Começo esta crónica com uma explicação: o Papa Gregório XIII promulgou um novo calendário solar — aquele que usamos e que, por isso, chamamos de gregoriano — em 1582 para ratificar alguns problemas com o calendário juliano que é lunar e andava dez dias adiantado em relação ao ano solar. As igrejas ortodoxas, contudo, não o aceitaram e continuam a usar o calendário antigo. Por isso,  o Natal na Etiópia cai a 7 de janeiro. A Igreja etíope faz parte da comunhão ortodoxa. A Igreja católica na Etiópia também celebra o natal no mesmo dia.

A preparação para o Natal etíope é trabalhosa: é preciso decorar as igrejas e as casas, ir à erva aos charcos para colocar no chão, ensaiar os coros, comprar e preparar comida…

No dia 6, durante o almoço, alguém bateu à porta! Pediu para eu ir benzer um boi: a comunidade fez uma vaquinha e comprou-o para o almoço comum da festa! Tive pena do animal…

Notei a azáfama das mulheres a preparar a injera — o pão típico da Etiópia, uma espécie de panqueca gigante feita de farinha de tef, um cereal miúdo — e a bebida: uma mistura de água, mel e uma folha seca moída para dar «pica».

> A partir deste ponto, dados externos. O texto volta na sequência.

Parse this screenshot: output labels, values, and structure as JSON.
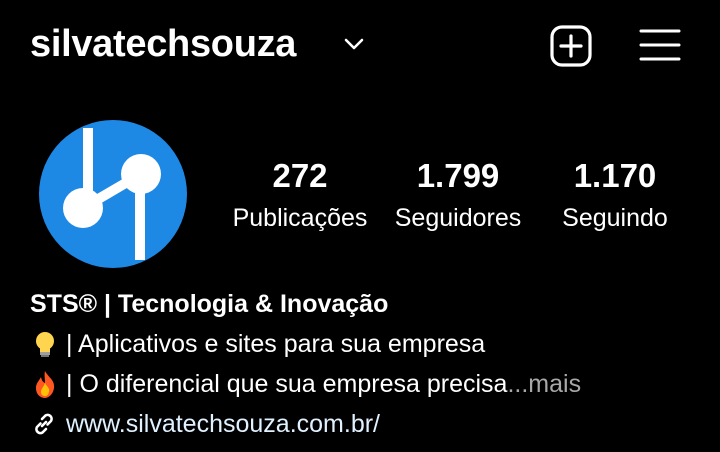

Tivemos a visita de dois colegas que vieram de Adis Abeba (a capital) para passar o Natal connosco: o P. Miguel, comboniano peruano que trabalhou muitos anos em Qillenso e que foi transferido temporariamente para a comunidade provincial, e o P. André, consoles, que está a aprender o amárico numa escola da capital.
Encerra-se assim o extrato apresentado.